The Curriculum of Med School in the Netherlands
Because students don't already have their bachelor degree when entering med school, they don't know anything. Therefore, the first three years are solely focused around knowledge. Physiology and pathology are the core principles in the first three years of med school. Besides knowledge there is also a focus on patients, especially on the communication with patients. There is a lot about being professional and about ethics as well.
The way the students learn all the material is different at every medical school, in Groningen and Maastricht there is a lot problem based learning for instance, while the Universities in Amsterdam are way more academic with a lot of lectures. After the three years the medical student will do something like clerkship for three years. Three years in the clinic, in all different fields of medicine.
The last of the three years is divided in a research part and a part where you can choose your own clerkship, probably in the field you want to specialize in later on.

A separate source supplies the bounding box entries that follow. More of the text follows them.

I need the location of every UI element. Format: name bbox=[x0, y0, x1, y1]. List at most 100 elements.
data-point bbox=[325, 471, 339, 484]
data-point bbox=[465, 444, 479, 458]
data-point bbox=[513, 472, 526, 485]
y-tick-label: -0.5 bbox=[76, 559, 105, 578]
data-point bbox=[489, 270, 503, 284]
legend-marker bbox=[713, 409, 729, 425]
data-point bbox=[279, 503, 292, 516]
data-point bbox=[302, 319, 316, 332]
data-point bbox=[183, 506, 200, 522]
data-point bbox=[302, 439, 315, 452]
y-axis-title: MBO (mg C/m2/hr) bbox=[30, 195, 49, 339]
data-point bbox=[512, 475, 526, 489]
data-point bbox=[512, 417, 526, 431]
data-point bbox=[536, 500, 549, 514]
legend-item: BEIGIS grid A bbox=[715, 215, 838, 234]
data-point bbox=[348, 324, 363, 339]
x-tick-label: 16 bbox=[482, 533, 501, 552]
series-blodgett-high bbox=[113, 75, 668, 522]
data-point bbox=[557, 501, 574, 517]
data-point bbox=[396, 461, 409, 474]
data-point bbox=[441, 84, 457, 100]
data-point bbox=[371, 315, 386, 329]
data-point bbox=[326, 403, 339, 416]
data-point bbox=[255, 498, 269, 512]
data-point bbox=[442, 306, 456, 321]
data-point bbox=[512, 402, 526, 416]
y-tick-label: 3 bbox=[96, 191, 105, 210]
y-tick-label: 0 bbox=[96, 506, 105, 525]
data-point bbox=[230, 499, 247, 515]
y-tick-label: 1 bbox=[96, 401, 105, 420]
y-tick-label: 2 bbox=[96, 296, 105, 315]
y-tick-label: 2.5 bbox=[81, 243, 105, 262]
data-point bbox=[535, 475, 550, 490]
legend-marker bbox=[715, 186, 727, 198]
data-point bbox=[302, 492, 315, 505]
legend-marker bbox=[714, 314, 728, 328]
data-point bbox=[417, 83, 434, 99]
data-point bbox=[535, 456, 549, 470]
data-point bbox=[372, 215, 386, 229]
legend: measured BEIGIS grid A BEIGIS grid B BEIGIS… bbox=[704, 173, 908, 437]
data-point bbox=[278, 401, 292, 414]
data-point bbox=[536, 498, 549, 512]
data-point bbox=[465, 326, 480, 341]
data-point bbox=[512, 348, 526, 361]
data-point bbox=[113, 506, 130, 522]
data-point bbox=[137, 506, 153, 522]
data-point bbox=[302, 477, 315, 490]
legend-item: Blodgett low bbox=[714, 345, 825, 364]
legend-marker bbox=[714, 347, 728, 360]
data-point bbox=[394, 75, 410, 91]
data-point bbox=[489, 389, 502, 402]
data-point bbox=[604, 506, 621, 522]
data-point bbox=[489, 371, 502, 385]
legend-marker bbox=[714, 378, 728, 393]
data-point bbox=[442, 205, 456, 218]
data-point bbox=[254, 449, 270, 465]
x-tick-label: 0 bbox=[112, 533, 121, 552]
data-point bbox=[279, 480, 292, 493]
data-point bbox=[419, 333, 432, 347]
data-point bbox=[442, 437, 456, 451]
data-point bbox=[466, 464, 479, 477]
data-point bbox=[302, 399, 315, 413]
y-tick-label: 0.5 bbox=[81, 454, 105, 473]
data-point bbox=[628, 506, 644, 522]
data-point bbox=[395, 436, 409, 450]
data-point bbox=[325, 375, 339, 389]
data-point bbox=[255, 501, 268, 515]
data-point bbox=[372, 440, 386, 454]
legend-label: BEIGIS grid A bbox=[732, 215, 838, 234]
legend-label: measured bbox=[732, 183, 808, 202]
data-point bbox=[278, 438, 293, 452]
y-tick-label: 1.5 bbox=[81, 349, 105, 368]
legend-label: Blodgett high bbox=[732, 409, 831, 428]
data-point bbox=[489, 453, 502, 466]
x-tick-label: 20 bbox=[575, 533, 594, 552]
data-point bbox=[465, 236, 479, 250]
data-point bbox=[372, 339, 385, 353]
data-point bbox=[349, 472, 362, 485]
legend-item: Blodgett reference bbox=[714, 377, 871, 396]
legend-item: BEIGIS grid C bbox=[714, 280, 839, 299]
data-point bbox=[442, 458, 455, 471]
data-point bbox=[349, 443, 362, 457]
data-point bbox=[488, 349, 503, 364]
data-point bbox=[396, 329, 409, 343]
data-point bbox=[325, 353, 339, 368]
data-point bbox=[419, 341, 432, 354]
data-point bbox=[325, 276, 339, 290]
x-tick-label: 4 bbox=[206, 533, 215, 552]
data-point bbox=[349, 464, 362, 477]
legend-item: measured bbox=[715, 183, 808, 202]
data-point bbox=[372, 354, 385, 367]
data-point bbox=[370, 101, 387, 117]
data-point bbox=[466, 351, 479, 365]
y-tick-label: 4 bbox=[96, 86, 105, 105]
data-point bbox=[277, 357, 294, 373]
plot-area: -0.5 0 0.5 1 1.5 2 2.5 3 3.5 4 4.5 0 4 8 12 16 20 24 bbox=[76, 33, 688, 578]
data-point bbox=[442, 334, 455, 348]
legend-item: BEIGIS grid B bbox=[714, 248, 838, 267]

The Tuition Fee in the Netherlands
Another important difference is the tuition fee. Every medical student pays 1700 euros tuition fee yearly. This is aside from the books you have to buy. You are wondering how it this cheap is possible? Well, the Dutch government wants to give everybody an equal chance to an equal education, so although the tuitions costs are 30,000 euros a year, every student only has to pay 1700. This is similar to every other college degree.
This is all because education is seen as a right in the Netherlands, so all the people, including the less wealthy people, can go to college and use their full potential.
Medical School in the Netherlands is pretty different from Med School in Canada or the United States, whether this difference is good or not? You have to decide for yourself. The similarity though is all the student in medical school, wherever on the world, are all motivated to become the best doctor they can! And that is exactly why I go to medical school in the Netherlands.